An agreement between Bulgaria and Turkey on the readmission of refugees is a document outside the terms of the joint declaration between the EU and Turkey, Buchvarova said in an interview with public broadcaster Bulgarian National Radio.
Buchvarova said that she had carefully studied the statement by Turkish president Recep Tayyip Erdogan on May 24 that Ankara would scrap a migrant readmission deal with the EU unless the 28-member bloc authorises visa-free travel for Turkish citizens.
She said that Turkey had set the condition that if its requirement for visa liberalisation is not accepted, “there will be a suspension of documents, European, but without specifying whether this is also a matter of bilateral agreements. Judging by the very constructive dialogue that we have had recently with the Turkish side, I hope this does not happen”.

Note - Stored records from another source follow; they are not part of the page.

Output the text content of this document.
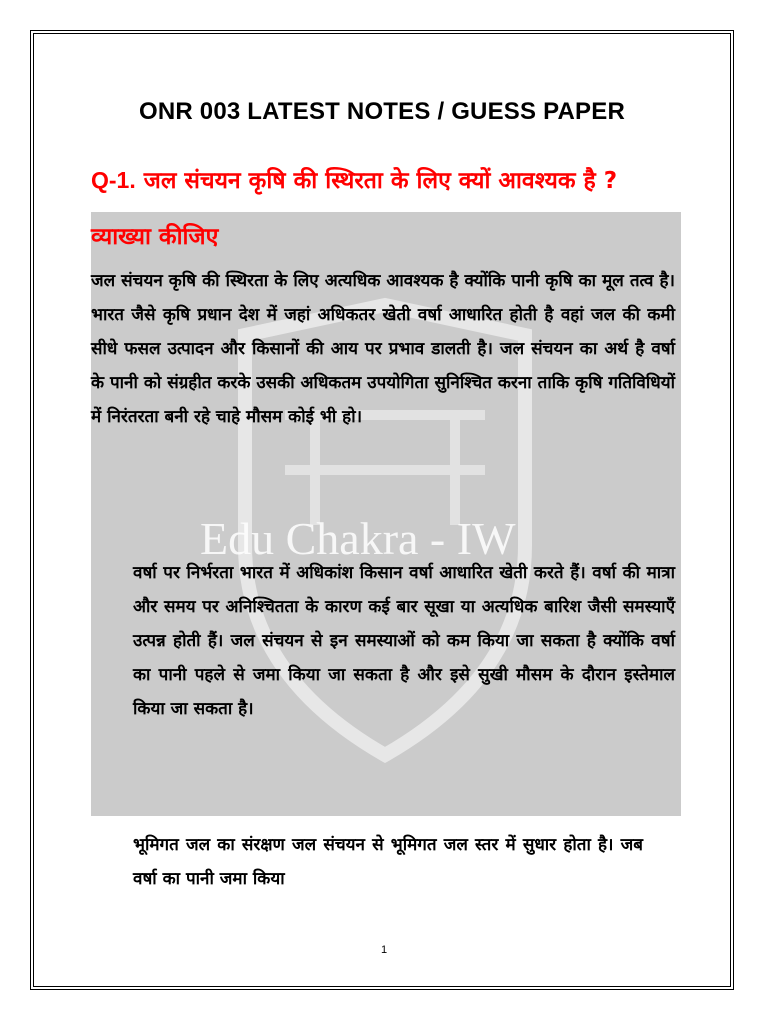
Edu Chakra - IW
ONR 003 LATEST NOTES / GUESS PAPER
Q-1. जल संचयन कृषि की स्थिरता के लिए क्यों आवश्यक है ? व्याख्या कीजिए
जल संचयन कृषि की स्थिरता के लिए अत्यधिक आवश्यक है क्योंकि पानी कृषि का मूल तत्व है। भारत जैसे कृषि प्रधान देश में जहां अधिकतर खेती वर्षा आधारित होती है वहां जल की कमी सीधे फसल उत्पादन और किसानों की आय पर प्रभाव डालती है। जल संचयन का अर्थ है वर्षा के पानी को संग्रहीत करके उसकी अधिकतम उपयोगिता सुनिश्चित करना ताकि कृषि गतिविधियों में निरंतरता बनी रहे चाहे मौसम कोई भी हो।
वर्षा पर निर्भरता भारत में अधिकांश किसान वर्षा आधारित खेती करते हैं। वर्षा की मात्रा और समय पर अनिश्चितता के कारण कई बार सूखा या अत्यधिक बारिश जैसी समस्याएँ उत्पन्न होती हैं। जल संचयन से इन समस्याओं को कम किया जा सकता है क्योंकि वर्षा का पानी पहले से जमा किया जा सकता है और इसे सुखी मौसम के दौरान इस्तेमाल किया जा सकता है।
भूमिगत जल का संरक्षण जल संचयन से भूमिगत जल स्तर में सुधार होता है। जब वर्षा का पानी जमा किया
1
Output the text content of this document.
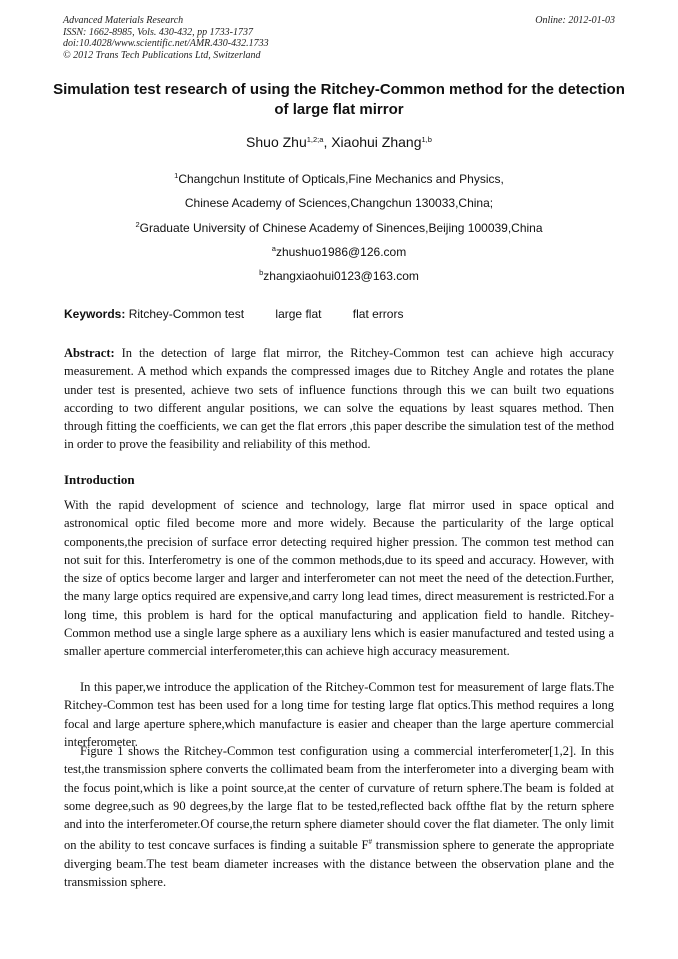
Advanced Materials Research
ISSN: 1662-8985, Vols. 430-432, pp 1733-1737
doi:10.4028/www.scientific.net/AMR.430-432.1733
© 2012 Trans Tech Publications Ltd, Switzerland
Online: 2012-01-03
Simulation test research of using the Ritchey-Common method for the detection of large flat mirror
Shuo Zhu$^{1,2;a}$, Xiaohui Zhang$^{1,b}$
$^1$Changchun Institute of Opticals,Fine Mechanics and Physics,
Chinese Academy of Sciences,Changchun 130033,China;
$^2$Graduate University of Chinese Academy of Sinences,Beijing 100039,China
$^a$zhushuo1986@126.com
$^b$zhangxiaohui0123@163.com
Keywords: Ritchey-Common test	large flat	flat errors
Abstract: In the detection of large flat mirror, the Ritchey-Common test can achieve high accuracy measurement. A method which expands the compressed images due to Ritchey Angle and rotates the plane under test is presented, achieve two sets of influence functions through this we can built two equations according to two different angular positions, we can solve the equations by least squares method. Then through fitting the coefficients, we can get the flat errors ,this paper describe the simulation test of the method in order to prove the feasibility and reliability of this method.
Introduction
With the rapid development of science and technology, large flat mirror used in space optical and astronomical optic filed become more and more widely. Because the particularity of the large optical components,the precision of surface error detecting required higher pression. The common test method can not suit for this. Interferometry is one of the common methods,due to its speed and accuracy. However, with the size of optics become larger and larger and interferometer can not meet the need of the detection.Further, the many large optics required are expensive,and carry long lead times, direct measurement is restricted.For a long time, this problem is hard for the optical manufacturing and application field to handle. Ritchey-Common method use a single large sphere as a auxiliary lens which is easier manufactured and tested using a smaller aperture commercial interferometer,this can achieve high accuracy measurement.
In this paper,we introduce the application of the Ritchey-Common test for measurement of large flats.The Ritchey-Common test has been used for a long time for testing large flat optics.This method requires a long focal and large aperture sphere,which manufacture is easier and cheaper than the large aperture commercial interferometer.
Figure 1 shows the Ritchey-Common test configuration using a commercial interferometer[1,2]. In this test,the transmission sphere converts the collimated beam from the interferometer into a diverging beam with the focus point,which is like a point source,at the center of curvature of return sphere.The beam is folded at some degree,such as 90 degrees,by the large flat to be tested,reflected back offthe flat by the return sphere and into the interferometer.Of course,the return sphere diameter should cover the flat diameter. The only limit on the ability to test concave surfaces is finding a suitable F# transmission sphere to generate the appropriate diverging beam.The test beam diameter increases with the distance between the observation plane and the transmission sphere.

Buchvarova said that the new Turkish government had kept the same minister of foreign affairs, which she saw as a sign of continuity in policy.
She saw no direct risk of an increased number of refugees coming across the Turkish border into Bulgaria, “but we are monitoring the situation and we ready to change the arrangements that we have for security at the border”.
The extended fence at the Turkish border was nearing completion “and this in itself is extremely good protection,” Buchvarova said.
Buchvarova noted that the Bulgarian border is guarded jointly with the military. It remained to add permanent staff of the Border Police, which will reduce the number of seconded employees of the Interior Ministry, she said.
Overall, the total number of identified illegal migrants is about almost 30 per cent lower than it was last year, Buchvarova said.
Buchvarova said that the evacuation of the refugee camp at Idomeni in Greece was the result of that country’s policy to not leave large groups of migrants together in one place.
In practice, the Balkan route was closed at this time, but the process could be reversed, and people were looking for a way to Europe at the most vulnerable points of the protection of its external borders, she said.